Die Legende von Panhu entstand in der Übergangszeit von der matriarchalischen Gesellschaft zur patriarchalischen Gesellschaft und hat ihre Wurzeln in der Fischerei- und Jagdwirtschaft der Vorfahren der Miao-Nationalität sowie in der primitiven Agrargesellschaft. Sie ist die reichhaltigste und komplexeste ethnische Legende der Miao-Nationalität aus alten Zeiten, die für die Forschung zu der Sitte, Geschichte und Kultur der Miao-Nationalität von großer Bedeutung ist.
4.Die Geschichte von Balagencang
Die Geschichte von Balagencang ist eine große Gruppe satirischer und humorvoller mongolischer Volksgeschichten mit Balagencang als Hauptfigur. Sie ist weit verbreitet in der Inneren Mongolei, insbesondere im Horqin-Grasland. Der Name „Balagencang“ ist der Name einer Person, und bedeutet auf Mongolisch „reichhaltige Sprache“ und „Schatzkammer der Weisheit“. Er ist eine fiktive Figur, die von der mongolischen Nationalität nach ihren Idealen geschaffen wurde. Er ist der Sprecher des armen Volkes und setzt sich überall für Gerechtigkeit für die gedemütigten und schikanierten armen Hirten ein, und kämpft unermüdlich gegen die grausamen, gewalttätigen, korrupten und dekadenten klösterlichen Machthaber sowie gegen religiösen Aberglauben und feudale Ethik. Er wurde von Bürokraten, reichen Hirten, Kaufleuten und großen Lamas als „Schurke“ und „Lügner“ verfolgt, aber er kann diese bösen Mächte immer mit seiner Weisheit besiegen. Mit Hilfe der geistreichen und ironischen Sprache von Balagencang offenbart die Geschichte die verbitterte Unzufriedenheit der arbeitenden Menschen und ihre Sehnsucht nach einem besseren Leben. Sie ist ein unschätzbarer kultureller Schatz der mongolischen Nationalität.
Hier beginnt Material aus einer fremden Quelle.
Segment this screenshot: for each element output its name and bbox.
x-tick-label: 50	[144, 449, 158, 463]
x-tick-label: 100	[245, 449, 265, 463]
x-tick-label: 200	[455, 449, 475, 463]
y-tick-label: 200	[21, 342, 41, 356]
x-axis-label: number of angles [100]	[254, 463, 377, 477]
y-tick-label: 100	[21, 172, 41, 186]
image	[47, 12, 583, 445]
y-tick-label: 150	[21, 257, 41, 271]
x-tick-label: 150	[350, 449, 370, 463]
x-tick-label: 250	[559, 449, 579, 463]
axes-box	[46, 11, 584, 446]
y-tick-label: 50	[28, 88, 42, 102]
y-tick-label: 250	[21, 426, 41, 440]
Die chinesische Volksliteratur weist starke ethnische und lokale Merkmale auf. Sie drückt die Gedanken, Gefühle und Ideale der einheimischen Bevölkerung präzise aus, die künstlerisch, literarisch und humanistisch ist und es verdient, von uns allen verstanden und ungehindert weitergegeben zu werden. Nur auf diese Weise kann die chinesische Volksliteratur eine dauerhafte Vitalität haben.